A model starts with a reasonable objective:
Help users solve problems.
A project starts with a reasonable objective:
Make something useful.
Then pressure arrives.
Deadlines. Metrics. Scale. Throughput. Engagement. Cost reduction.
The objective remains on the wall, but the operational target begins to change.
“Improve accuracy” becomes:
Increase review speed.
Then:
Increase volume processed.
Then:
Maximize score on the metric used to represent accuracy.
At each step the change appears reasonable.
At each step the system becomes slightly less aligned with the original objective.
Most organizations discover this only after the drift has already occurred.
The Problem
Optimization pressure is not inherently bad.
Most useful systems require it.
The problem is that optimization naturally seeks proxies.
When an objective is difficult to measure directly, a proxy is introduced.
The proxy becomes easier to optimize than the objective itself.
Over time the proxy can quietly replace the objective.

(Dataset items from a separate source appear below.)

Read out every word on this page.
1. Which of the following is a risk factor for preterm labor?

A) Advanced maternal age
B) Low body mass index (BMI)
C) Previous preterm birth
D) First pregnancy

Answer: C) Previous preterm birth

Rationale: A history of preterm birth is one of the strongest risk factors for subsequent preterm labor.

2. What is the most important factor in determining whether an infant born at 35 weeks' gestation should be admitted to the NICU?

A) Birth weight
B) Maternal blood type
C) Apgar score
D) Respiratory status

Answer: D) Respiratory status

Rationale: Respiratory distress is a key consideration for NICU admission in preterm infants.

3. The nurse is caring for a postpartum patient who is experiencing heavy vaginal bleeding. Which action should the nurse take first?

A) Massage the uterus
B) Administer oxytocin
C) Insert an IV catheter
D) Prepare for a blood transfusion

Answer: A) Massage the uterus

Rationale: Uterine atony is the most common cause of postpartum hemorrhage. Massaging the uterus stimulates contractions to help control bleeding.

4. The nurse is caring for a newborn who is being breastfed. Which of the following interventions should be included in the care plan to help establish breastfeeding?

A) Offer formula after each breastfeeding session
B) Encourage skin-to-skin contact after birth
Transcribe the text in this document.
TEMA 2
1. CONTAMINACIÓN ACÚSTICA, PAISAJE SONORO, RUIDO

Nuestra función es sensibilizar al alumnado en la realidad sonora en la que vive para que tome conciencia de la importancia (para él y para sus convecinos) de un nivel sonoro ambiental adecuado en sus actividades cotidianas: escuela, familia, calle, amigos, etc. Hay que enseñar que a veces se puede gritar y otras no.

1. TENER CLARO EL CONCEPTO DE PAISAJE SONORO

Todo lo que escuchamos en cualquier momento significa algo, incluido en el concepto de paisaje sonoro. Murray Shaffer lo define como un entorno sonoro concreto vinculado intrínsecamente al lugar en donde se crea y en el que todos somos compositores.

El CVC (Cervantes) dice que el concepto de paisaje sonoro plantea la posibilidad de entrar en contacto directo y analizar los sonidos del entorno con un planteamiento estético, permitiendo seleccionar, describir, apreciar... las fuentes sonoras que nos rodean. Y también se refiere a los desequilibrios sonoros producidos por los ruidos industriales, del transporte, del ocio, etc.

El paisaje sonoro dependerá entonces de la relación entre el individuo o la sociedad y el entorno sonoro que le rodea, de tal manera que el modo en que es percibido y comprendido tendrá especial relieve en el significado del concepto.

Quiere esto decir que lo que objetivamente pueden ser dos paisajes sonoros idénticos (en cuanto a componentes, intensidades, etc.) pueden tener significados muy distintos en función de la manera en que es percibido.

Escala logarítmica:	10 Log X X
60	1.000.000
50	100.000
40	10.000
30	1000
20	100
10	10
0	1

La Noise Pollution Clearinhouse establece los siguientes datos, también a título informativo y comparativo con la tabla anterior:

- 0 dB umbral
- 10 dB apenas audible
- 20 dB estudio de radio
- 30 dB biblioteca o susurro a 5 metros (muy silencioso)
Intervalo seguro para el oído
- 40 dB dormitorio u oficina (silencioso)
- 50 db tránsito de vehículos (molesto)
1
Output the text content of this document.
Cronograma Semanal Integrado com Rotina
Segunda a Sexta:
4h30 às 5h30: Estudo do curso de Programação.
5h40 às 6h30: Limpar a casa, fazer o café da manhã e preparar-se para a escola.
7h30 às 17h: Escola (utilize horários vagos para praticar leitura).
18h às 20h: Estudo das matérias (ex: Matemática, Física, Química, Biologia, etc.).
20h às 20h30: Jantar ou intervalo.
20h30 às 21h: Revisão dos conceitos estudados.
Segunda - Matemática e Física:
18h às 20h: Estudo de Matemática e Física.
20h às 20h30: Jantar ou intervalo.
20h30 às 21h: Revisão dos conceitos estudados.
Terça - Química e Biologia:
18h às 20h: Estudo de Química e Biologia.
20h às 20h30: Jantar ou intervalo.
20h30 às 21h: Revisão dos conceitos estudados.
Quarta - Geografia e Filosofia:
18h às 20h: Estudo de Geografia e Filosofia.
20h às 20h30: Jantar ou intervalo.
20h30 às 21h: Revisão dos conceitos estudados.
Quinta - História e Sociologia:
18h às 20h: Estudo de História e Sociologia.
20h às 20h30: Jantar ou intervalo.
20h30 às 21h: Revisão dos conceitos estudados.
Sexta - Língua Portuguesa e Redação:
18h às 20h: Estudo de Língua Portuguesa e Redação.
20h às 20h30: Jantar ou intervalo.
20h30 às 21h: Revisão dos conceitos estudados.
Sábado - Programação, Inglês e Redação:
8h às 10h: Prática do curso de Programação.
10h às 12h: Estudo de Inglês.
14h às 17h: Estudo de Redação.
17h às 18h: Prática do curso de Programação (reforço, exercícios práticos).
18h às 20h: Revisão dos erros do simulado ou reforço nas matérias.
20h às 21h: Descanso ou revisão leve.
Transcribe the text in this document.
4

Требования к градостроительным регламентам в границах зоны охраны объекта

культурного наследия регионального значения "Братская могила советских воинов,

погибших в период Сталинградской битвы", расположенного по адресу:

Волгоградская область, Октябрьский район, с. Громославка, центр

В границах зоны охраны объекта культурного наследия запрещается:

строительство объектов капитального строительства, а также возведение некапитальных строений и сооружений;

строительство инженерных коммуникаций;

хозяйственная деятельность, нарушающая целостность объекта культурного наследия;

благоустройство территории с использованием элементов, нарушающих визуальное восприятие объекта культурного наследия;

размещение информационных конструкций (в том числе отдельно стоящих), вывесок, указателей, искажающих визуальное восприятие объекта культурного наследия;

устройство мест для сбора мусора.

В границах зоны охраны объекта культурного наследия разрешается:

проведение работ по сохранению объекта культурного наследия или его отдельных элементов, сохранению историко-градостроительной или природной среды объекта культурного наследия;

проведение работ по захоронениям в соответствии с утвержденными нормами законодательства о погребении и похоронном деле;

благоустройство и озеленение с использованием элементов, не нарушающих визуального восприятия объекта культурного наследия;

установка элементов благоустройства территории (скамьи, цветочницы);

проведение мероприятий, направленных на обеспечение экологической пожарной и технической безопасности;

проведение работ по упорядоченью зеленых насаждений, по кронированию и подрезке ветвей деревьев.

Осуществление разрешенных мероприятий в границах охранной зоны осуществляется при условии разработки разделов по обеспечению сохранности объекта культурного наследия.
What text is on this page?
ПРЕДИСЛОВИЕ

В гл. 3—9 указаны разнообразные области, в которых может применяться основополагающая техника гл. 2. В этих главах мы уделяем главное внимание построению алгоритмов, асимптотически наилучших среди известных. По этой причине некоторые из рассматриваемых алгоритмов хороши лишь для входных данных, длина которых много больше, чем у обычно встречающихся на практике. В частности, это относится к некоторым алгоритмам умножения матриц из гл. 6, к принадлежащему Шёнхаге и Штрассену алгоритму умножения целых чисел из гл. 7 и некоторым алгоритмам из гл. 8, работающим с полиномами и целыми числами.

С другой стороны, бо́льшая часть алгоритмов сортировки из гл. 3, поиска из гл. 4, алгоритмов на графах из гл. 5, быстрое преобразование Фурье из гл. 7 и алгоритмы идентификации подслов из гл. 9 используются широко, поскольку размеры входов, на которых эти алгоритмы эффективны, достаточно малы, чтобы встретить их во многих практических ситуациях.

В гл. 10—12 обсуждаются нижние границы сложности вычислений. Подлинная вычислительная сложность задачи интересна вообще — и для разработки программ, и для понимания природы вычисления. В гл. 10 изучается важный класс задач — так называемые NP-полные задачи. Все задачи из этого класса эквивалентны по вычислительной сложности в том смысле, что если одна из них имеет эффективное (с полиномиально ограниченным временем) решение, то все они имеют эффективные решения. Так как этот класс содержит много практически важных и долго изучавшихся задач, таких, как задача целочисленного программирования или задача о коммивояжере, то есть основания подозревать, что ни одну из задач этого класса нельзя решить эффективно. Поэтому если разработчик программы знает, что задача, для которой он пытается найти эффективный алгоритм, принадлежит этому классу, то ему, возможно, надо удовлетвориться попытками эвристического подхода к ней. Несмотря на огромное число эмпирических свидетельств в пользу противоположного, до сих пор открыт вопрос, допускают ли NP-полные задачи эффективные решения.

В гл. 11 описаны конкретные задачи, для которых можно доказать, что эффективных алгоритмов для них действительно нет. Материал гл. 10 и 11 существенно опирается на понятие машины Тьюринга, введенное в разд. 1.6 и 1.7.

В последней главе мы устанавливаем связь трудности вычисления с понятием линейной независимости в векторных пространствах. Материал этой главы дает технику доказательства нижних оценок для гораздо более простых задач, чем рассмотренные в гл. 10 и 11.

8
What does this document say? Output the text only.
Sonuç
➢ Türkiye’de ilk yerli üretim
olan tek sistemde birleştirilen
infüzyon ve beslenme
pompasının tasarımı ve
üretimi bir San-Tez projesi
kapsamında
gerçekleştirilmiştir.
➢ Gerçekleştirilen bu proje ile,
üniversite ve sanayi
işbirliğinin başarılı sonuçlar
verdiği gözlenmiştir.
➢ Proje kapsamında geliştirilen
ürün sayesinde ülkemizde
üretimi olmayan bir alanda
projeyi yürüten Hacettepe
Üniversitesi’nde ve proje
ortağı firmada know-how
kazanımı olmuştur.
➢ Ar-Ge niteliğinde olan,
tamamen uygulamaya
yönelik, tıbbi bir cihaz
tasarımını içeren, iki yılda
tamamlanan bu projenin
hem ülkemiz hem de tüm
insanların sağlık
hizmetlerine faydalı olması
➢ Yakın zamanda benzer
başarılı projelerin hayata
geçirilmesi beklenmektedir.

This is a familiar pattern:
Engagement replaces usefulness.
Test scores replace learning.
Productivity metrics replace productive work.
Compliance replaces intent.
Throughput replaces quality.
The system appears successful while moving away from what it was supposed to achieve.
The failure is often invisible until someone explicitly compares the current behavior against the original objective.
What OUL Does
Objective Under Load (OUL) is a small local CLI designed to perform that comparison.
It asks a simple question:
Does the objective still survive after optimization pressure is applied?
The tool identifies:
The stated objective.
The load condition being introduced.
The proxy being optimized.
Whether objective drift has occurred.
The smallest repair that restores alignment.
The goal is not prediction.
The goal is inspection.
OUL is intended to make objective substitution visible before it becomes normalized.
Why Local Matters
OUL intentionally avoids complexity.
No API.
No backend.
No telemetry.
No model calls.
No optimization layer.
No scoring service.
It is a deterministic local tool that performs a structural review of objective integrity.
The output should be understandable by a human without requiring trust in an external system.
What OUL Does Not Do
OUL does not determine whether an objective is morally correct.
OUL does not perform governance.
OUL does not decide strategy.
OUL does not optimize outcomes.
OUL does not replace human judgment.
It answers a narrower question:
Given this objective and this pressure, does the objective remain intact?
That narrow scope is deliberate.
Many tools attempt to determine what people should want.
OUL focuses on whether a system is still pursuing what it originally claimed to want.
A Small Tool for a Common Failure Mode
Objective drift appears in companies, institutions, software projects, AI systems, personal goals, and operational processes.
The pattern is remarkably consistent.
A proxy is introduced.
The proxy becomes the target.
The objective becomes secondary.
Sometimes it disappears entirely.
OUL exists because that transition is easier to prevent than to repair.
The earlier it is detected, the smaller the intervention required.
Sometimes all that is needed is a reminder of the original objective.
And sometimes that is enough to keep the system pointed in the right direction.